Perhaps we can overcome the locust, and permanently evade this tax from nature. But as generations of agriculture officials can attest, that is a daunting task with several obstacles. For one, chemical fumigation of their nests is likely to have even more devastating effects on the wider ecosystem. For another, finding these nests is notoriously difficult. They are often in remote, hard-to-reach places.

In the Middle East and North Africa, the locust’s natural range is more than 29 million square kilometres, and the region lacks the infrastructure and political cooperation necessary to mount a coordinated response.

The locust is in some ways the grasshopper plus fear. It is a state of mind.

These obstacles, too, are very old in this part of the world. The first recorded locust control campaign occurred in the year 710BC, under the reign of King Sargon II in modern-day Iraq. In a series of letters, he notes that the only way to deal with the locust problem is for his governors to cooperate across their regional borders. The FAO, in a 2017 report commemorating 50 years of its anti-desert locust operations, references the letters, implying that the organisation is merely our modern torchbearer in this millennia-old struggle between man and nature.

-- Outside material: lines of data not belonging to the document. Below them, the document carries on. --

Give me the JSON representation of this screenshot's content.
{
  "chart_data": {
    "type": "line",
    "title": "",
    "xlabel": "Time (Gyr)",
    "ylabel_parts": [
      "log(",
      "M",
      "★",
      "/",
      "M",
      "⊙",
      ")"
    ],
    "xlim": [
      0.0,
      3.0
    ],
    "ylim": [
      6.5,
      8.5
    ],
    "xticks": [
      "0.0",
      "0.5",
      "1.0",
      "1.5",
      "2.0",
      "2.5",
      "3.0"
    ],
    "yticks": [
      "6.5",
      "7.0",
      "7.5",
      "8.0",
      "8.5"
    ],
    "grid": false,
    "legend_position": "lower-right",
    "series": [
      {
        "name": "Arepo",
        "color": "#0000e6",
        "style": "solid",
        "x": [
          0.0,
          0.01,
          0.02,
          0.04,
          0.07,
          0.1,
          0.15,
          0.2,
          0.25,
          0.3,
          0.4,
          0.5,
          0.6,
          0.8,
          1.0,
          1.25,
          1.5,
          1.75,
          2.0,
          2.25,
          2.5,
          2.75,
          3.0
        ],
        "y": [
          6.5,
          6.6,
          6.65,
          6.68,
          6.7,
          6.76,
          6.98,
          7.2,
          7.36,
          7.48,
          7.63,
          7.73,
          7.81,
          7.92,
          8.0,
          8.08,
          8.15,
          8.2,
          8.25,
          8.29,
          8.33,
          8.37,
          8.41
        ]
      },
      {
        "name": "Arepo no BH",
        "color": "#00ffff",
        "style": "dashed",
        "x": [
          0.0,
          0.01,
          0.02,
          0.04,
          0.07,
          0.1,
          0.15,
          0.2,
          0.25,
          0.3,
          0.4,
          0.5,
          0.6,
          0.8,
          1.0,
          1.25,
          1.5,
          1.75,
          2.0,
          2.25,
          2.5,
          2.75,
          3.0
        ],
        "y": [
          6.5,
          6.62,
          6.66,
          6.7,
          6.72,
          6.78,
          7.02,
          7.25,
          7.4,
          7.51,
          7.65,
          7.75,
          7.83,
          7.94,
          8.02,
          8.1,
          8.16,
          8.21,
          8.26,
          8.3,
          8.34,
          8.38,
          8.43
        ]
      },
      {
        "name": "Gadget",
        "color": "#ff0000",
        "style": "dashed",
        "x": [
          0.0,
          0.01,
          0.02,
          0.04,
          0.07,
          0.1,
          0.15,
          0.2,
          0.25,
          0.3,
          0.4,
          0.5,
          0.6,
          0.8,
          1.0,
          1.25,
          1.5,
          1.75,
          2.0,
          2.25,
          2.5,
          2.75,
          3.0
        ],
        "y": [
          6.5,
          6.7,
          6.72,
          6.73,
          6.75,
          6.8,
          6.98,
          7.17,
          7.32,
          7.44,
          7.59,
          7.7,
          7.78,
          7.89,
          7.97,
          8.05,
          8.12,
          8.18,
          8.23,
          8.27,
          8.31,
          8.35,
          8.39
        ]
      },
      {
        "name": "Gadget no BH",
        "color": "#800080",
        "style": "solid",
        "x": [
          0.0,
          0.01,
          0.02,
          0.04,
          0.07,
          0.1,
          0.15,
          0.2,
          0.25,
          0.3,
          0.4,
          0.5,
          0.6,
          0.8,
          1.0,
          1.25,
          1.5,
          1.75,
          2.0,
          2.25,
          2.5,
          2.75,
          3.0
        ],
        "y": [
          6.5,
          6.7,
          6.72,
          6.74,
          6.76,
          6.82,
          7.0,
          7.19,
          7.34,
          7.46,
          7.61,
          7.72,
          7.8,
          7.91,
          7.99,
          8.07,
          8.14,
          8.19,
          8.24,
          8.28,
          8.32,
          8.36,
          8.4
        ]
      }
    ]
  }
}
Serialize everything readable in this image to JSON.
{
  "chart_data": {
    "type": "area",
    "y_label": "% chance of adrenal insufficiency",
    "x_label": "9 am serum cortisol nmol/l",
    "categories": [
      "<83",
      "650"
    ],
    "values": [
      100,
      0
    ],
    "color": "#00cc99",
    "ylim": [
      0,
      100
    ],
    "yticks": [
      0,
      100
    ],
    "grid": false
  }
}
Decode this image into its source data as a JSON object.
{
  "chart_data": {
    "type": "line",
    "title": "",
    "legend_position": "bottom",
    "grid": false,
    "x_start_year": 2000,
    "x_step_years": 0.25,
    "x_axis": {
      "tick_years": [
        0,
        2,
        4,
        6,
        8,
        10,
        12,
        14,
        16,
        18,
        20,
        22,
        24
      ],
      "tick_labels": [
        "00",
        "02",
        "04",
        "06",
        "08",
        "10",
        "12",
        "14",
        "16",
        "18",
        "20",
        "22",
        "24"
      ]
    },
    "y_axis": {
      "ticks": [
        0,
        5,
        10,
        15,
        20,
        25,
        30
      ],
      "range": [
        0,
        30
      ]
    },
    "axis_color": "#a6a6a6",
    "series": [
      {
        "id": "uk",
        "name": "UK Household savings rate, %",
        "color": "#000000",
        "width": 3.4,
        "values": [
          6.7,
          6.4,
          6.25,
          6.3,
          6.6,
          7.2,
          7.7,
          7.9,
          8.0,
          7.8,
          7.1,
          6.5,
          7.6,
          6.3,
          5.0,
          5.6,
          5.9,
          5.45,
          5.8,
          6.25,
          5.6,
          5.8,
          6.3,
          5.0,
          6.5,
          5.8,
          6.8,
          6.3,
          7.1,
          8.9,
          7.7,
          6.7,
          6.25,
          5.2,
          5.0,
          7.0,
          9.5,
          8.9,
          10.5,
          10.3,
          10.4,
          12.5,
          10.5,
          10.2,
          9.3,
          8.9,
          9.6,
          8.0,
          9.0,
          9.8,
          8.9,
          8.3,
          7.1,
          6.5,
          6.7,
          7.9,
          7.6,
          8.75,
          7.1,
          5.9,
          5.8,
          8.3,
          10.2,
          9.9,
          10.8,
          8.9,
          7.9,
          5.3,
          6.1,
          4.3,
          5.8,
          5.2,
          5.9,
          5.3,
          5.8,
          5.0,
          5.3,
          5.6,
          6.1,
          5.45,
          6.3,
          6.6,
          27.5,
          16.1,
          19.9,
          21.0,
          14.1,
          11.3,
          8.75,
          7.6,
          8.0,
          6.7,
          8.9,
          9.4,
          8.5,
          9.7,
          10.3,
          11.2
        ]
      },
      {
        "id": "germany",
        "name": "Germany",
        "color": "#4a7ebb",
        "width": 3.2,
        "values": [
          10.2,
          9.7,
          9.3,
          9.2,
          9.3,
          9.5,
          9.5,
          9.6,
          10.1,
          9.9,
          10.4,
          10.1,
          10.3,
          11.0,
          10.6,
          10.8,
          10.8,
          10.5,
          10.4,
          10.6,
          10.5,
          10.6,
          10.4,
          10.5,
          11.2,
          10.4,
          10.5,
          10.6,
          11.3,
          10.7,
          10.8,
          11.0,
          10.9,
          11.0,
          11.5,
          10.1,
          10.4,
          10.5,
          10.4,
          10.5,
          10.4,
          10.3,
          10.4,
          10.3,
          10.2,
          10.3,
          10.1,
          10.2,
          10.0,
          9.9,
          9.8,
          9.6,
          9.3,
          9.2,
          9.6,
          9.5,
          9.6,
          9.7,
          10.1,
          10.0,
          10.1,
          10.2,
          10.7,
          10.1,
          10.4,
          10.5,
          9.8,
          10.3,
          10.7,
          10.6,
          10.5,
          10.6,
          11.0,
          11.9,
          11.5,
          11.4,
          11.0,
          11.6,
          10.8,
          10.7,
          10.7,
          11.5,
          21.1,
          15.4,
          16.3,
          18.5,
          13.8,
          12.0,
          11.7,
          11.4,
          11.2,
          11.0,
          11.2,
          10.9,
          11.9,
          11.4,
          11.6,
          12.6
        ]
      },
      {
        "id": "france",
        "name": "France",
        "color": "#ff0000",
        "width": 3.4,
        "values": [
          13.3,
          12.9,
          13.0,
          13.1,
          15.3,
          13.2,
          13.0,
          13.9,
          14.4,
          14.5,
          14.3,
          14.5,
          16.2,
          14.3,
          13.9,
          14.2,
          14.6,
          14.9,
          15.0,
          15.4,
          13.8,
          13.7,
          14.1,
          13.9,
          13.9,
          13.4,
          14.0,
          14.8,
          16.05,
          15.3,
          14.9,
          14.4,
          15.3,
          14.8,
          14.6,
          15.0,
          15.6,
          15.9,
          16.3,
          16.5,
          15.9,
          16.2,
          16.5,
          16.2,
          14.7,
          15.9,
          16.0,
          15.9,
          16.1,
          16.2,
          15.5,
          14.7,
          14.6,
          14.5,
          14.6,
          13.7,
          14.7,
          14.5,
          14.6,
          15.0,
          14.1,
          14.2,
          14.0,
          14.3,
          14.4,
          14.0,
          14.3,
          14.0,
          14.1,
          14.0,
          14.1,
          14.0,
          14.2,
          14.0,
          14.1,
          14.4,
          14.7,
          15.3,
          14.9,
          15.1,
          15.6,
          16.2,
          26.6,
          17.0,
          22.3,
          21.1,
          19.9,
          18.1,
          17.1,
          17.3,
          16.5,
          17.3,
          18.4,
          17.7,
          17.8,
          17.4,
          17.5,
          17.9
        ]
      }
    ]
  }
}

Then there is the question of whether or not we should seek to exterminate the locust entirely. Perhaps we should. The Rocky Mountain locust, a North American species that in 1875 created a swarm almost 3,000km long and less than 200km wide, went extinct in the early 20th century in circumstances that remain mysterious to many entomologists. Or perhaps, some speculate, the loss of its nesting grounds through the expansion of American settlements simply subdued it to its passive, grasshopper state.

In any case, the loss of the species does not appear to have caused any major knock-on effects in the wider ecosystem.

One of the great benefits of civilisation, however, is that we can summon the ingenuity to find another way forward. There is hope among some researchers for developing a chemical that could inhibit serotonin production in grasshoppers, effectively drugging the species into submission.

The FAO has called for $138 million in emergency funds to help tackle the problem. It seems a very achievable figure, if we can summon the necessary spirit of cooperation. There are reports that we might, in fact, be the ones exacerbating the effects of the plague; climate change might be making the locusts’ numbers greater. Many of us are waking up to the fact that, in civilising ourselves and multiplying our numbers, human beings might not have been the great custodians of the planet we once told ourselves we were. Perhaps our own species has become a little too gregarious.